- Flag Coat of arms
- Interactive map of Gmina Komańcza
- Coordinates (Komańcza): 49°21′N 22°4′E﻿ / ﻿49.350°N 22.067°E
- Country: Poland
- Voivodeship: Subcarpathian
- County: Sanok
- Seat: Komańcza

Area
- • Total: 387.95 km^{2} (149.79 sq mi)

Population (2006)
- • Total: 5,116
- • Density: 13.19/km^{2} (34.15/sq mi)
- Website: http://www.komancza.regiony.pl

= Gmina Komańcza =

Gmina Komańcza is a rural gmina (administrative district) in Sanok County, Subcarpathian Voivodeship, in south-eastern Poland, on the Slovak border. Its seat is the village of Komańcza, which lies approximately 25 km south-west of Sanok and 76 km south of the regional capital Rzeszów.

The gmina covers an area of 455.18 km2, and as of 2006 its total population is 5,116. Ethnically the region's inhabitants include Poles, Pogorzans and Lemkos.

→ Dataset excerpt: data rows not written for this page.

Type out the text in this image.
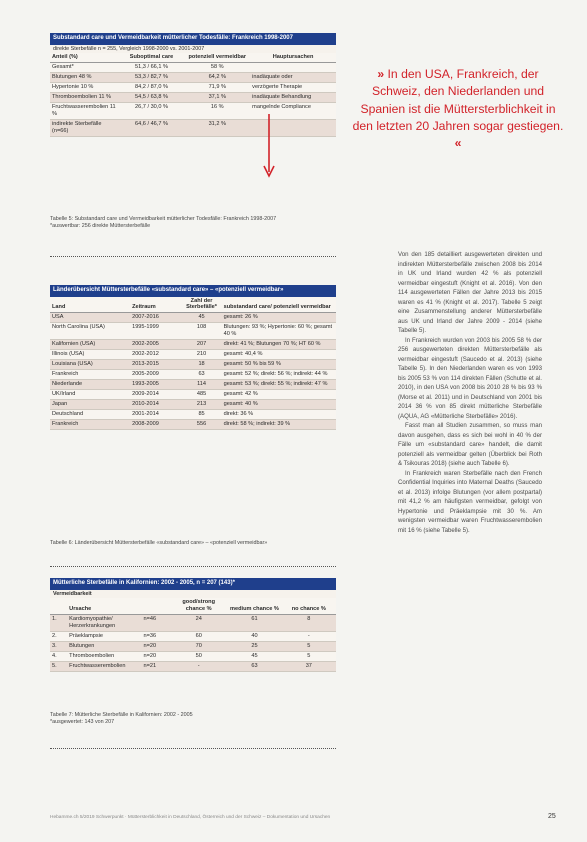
Substandard care und Vermeidbarkeit mütterlicher Todesfälle: Frankreich 1998-2007
direkte Sterbefälle n = 255, Vergleich 1998-2000 vs. 2001-2007
Anteil (%)	Suboptimal care	potenziell vermeidbar	Hauptursachen
Gesamt*	51,3 / 66,1 %	58 %	
Blutungen 48 %	53,3 / 82,7 %	64,2 %	inadäquate oder
Hypertonie 10 %	84,2 / 87,0 %	71,9 %	verzögerte Therapie
Thromboembolien 11 %	54,5 / 63,8 %	37,1 %	inadäquate Behandlung
Fruchtwasserembolien 11 %	26,7 / 30,0 %	16 %	mangelnde Compliance
indirekte Sterbefälle (n=66)	64,6 / 46,7 %	31,2 %	
Tabelle 5: Substandard care und Vermeidbarkeit mütterlicher Todesfälle: Frankreich 1998-2007
*auswertbar: 256 direkte Müttersterbefälle
Länderübersicht Müttersterbefälle «substandard care» – «potenziell vermeidbar»
Land	Zeitraum	Zahl der Sterbefälle*	substandard care/ potenziell vermeidbar
USA	2007-2016	45	gesamt: 26 %
North Carolina (USA)	1995-1999	108	Blutungen: 93 %; Hypertonie: 60 %; gesamt 40 %
Kalifornien (USA)	2002-2005	207	direkt: 41 %; Blutungen 70 %; HT 60 %
Illinois (USA)	2002-2012	210	gesamt: 40,4 %
Louisiana (USA)	2013-2015	18	gesamt: 50 % bis 59 %
Frankreich	2005-2009	63	gesamt: 52 %; direkt: 56 %; indirekt: 44 %
Niederlande	1993-2005	114	gesamt: 53 %; direkt: 55 %; indirekt: 47 %
UK/Irland	2009-2014	485	gesamt: 42 %
Japan	2010-2014	213	gesamt: 40 %
Deutschland	2001-2014	85	direkt: 36 %
Frankreich	2008-2009	556	direkt: 58 %; indirekt: 39 %
Tabelle 6: Länderübersicht Müttersterbefälle «substandard care» – «potenziell vermeidbar»
Mütterliche Sterbefälle in Kalifornien: 2002 - 2005, n = 207 (143)*
Vermeidbarkeit
	Ursache		good/strong chance %	medium chance %	no chance %
1.	Kardiomyopathie/ Herzerkrankungen	n=46	24	61	8
2.	Präeklampsie	n=36	60	40	-
3.	Blutungen	n=20	70	25	5
4.	Thromboembolien	n=20	50	45	5
5.	Fruchtwasserembolien	n=21	-	63	37
Tabelle 7: Mütterliche Sterbefälle in Kalifornien: 2002 - 2005
*ausgewertet: 143 von 207
» In den USA, Frankreich, der Schweiz, den Niederlanden und Spanien ist die Müttersterblichkeit in den letzten 20 Jahren sogar gestiegen. «

Von den 185 detailliert ausgewerteten direkten und indirekten Müttersterbefälle zwischen 2008 bis 2014 in UK und Irland wurden 42 % als potenziell vermeidbar eingestuft (Knight et al. 2016). Von den 114 ausgewerteten Fällen der Jahre 2013 bis 2015 waren es 41 % (Knight et al. 2017). Tabelle 5 zeigt eine Zusammenstellung anderer Müttersterbefälle aus UK und Irland der Jahre 2009 - 2014 (siehe Tabelle 5).

In Frankreich wurden von 2003 bis 2005 58 % der 256 ausgewerteten direkten Müttersterbefälle als vermeidbar eingestuft (Saucedo et al. 2013) (siehe Tabelle 5). In den Niederlanden waren es von 1993 bis 2005 53 % von 114 direkten Fällen (Schutte et al. 2010), in den USA von 2008 bis 2010 28 % bis 93 % (Morse et al. 2011) und in Deutschland von 2001 bis 2014 36 % von 85 direkt mütterliche Sterbefälle (AQUA, AG «Mütterliche Sterbefälle» 2016).

Fasst man all Studien zusammen, so muss man davon ausgehen, dass es sich bei wohl in 40 % der Fälle um «substandard care» handelt, die damit potenziell als vermeidbar gelten (Überblick bei Roth & Tsikouras 2018) (siehe auch Tabelle 6).

In Frankreich waren Sterbefälle nach den French Confidential Inquiries into Maternal Deaths (Saucedo et al. 2013) infolge Blutungen (vor allem postpartal) mit 41,2 % am häufigsten vermeidbar, gefolgt von Hypertonie und Präeklampsie mit 30 %. Am wenigsten vermeidbar waren Fruchtwasserembolien mit 16 % (siehe Tabelle 5).

Hebamme.ch 5/2019 Schwerpunkt · Müttersterblichkeit in Deutschland, Österreich und der Schweiz – Dokumentation und Ursachen	25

The gmina contains part of the protected area called Cisna-Wetlina Landscape Park.

==Villages==
Gmina Komańcza contains the villages and settlements of Balnica, Banniczka, Czystogarb, Darów, Dołżyca, Duszatyn, Jasiel, Jawornik, Komańcza, Kulaszne, Łupków, Maniów, Mików, Moszczaniec, Nowy Łupków, Osławica, Polany Surowiczne, Prełuki, Radoszyce, Rzepedź, Smolnik, Surowica, Szczawne, Turzańsk, Wisłok Wielki, Wola Michowa, Wysoczany and Zawadka Morochowska.

==Neighbouring gminas==
Gmina Komańcza is bordered by the gminas of Baligród, Bukowsko, Cisna, Jaśliska, Rymanów and Zagórz. It also borders Slovakia.